I have a friend who has first-hand experience with divorce, spousal maintenance, and how the issue of spousal maintenance is determined as part of a divorce process. In the wake of his own experience, he questions the wisdom of having no spousal maintenance guidelines in Minnesota’s family law statutes.
Many states have spousal maintenance guidelines or have pending legislation for the same, including Massachusetts, Kansas, Texas, New Jersey, Connecticut, Florida, Virginia, Wisconsin and Oregon. The advantage of guidelines is the greater certainty of basing the amount of spousal maintenance on a percentage of the difference in parties’ incomes, and basing duration on the length of the marriage.
A standard spousal maintenance formula would be similar to how child support is calculated under current Minnesota law. The current method of determining spousal maintenance allows such a wide variation depending on the opinion of the assigned family court judge and the negotiating skills of the parties and/or attorneys involved. Having a standard formula sets realistic expectations for spousal maintenance recipients and reduces the amount of litigation required to bring a divorce case to resolution.

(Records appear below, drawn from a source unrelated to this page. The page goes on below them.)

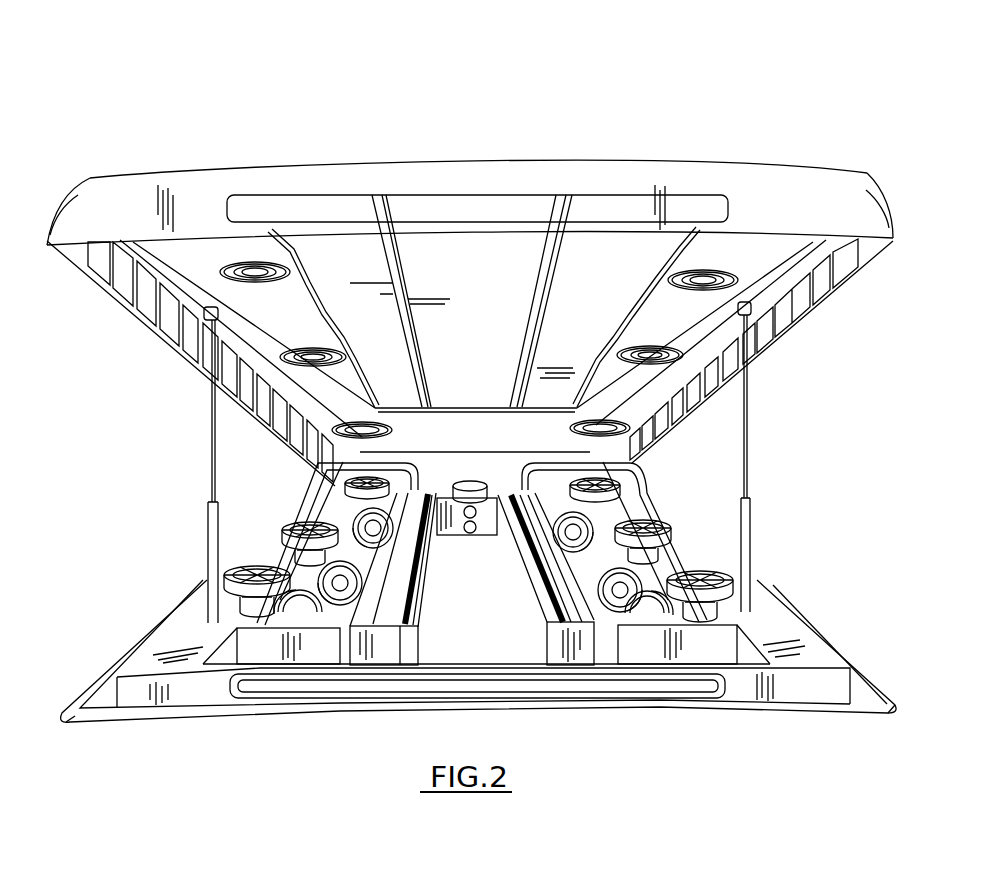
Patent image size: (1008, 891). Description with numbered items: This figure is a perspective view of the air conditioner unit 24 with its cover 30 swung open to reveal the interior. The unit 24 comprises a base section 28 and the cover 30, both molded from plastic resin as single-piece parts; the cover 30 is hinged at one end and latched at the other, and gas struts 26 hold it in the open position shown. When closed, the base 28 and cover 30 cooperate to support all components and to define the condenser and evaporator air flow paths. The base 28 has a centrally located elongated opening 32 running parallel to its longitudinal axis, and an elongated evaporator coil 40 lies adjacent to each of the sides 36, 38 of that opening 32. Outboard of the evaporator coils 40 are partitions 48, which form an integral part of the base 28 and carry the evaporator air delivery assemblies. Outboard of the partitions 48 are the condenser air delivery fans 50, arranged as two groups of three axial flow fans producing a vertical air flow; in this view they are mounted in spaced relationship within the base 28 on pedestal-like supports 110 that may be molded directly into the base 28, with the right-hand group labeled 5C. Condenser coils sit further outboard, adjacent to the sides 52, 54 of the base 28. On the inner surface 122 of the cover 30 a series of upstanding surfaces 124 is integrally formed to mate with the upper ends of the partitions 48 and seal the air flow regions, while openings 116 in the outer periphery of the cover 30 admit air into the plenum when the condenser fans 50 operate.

The unit 24 is at (586, 76).
The cover 30 is at (230, 165).
The openings 116 is at (428, 205).
The inner surface 122 is at (495, 266).
The upstanding surfaces 124 is at (412, 350).
The gas struts 26 is at (210, 527).
The base section 28 is at (97, 693).
The side of the base 52 is at (60, 713).
The side of the base 54 is at (862, 672).
The elongated opening 32 is at (490, 621).
The evaporator coil 40 is at (390, 657).
The side of the elongated opening 36 is at (420, 650).
The side of the elongated opening 38 is at (512, 565).
The condenser air delivery fans 50 is at (308, 527).
The right pick-up head assembly 5C is at (620, 537).
The pedestal like supports 110 is at (230, 588).
The partition 48 is at (287, 617).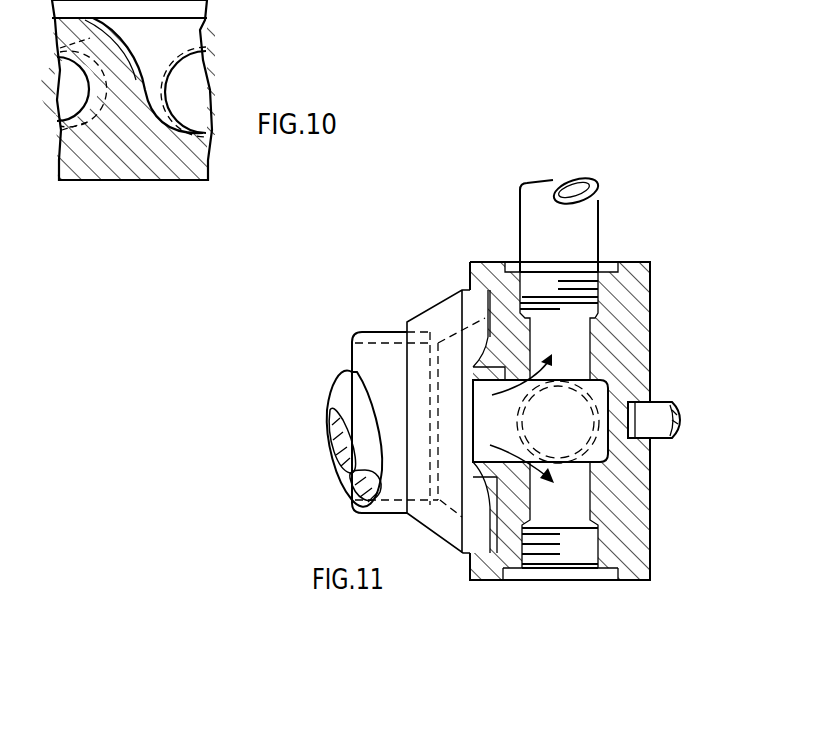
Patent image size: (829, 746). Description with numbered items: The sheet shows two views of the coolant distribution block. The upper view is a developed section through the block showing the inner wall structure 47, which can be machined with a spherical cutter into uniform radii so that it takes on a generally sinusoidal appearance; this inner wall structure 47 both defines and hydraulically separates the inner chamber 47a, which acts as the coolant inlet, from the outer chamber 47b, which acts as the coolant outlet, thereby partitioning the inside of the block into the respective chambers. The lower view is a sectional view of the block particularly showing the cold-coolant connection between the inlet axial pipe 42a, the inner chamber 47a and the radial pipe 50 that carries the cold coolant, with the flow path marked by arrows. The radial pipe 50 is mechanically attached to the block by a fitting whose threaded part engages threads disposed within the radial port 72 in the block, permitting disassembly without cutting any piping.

In FIG. 10, the inner wall structure 47 is at (117, 50).
In FIG. 10, the inner chamber 47a is at (72, 78).
In FIG. 11, the inner chamber 47a is at (608, 400).
In FIG. 10, the outer chamber 47b is at (195, 30).
In FIG. 11, the radial pipe 50 is at (590, 220).
In FIG. 11, the inlet axial pipe 42a is at (345, 370).
In FIG. 11, the radial port 72 is at (598, 560).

One other related issue is the alimony recipient’s cohabitation with another adult. Under Minnesota law, spousal maintenance typically ends when the alimony recipient remarries, but not when the alimony recipient lives with someone else but does not marry them.
Oftentimes, family law legislation favors certain constituents, and disfavors others. For example, if there were legislation that eliminated spousal maintenance, it would favor litigants who face the possibility of paying spousal maintenance, and disfavor potential recipients. However, spousal maintenance guidelines would provide benefits to essentially all litigants, regardless of whether they stand to pay or to receive spousal maintenance.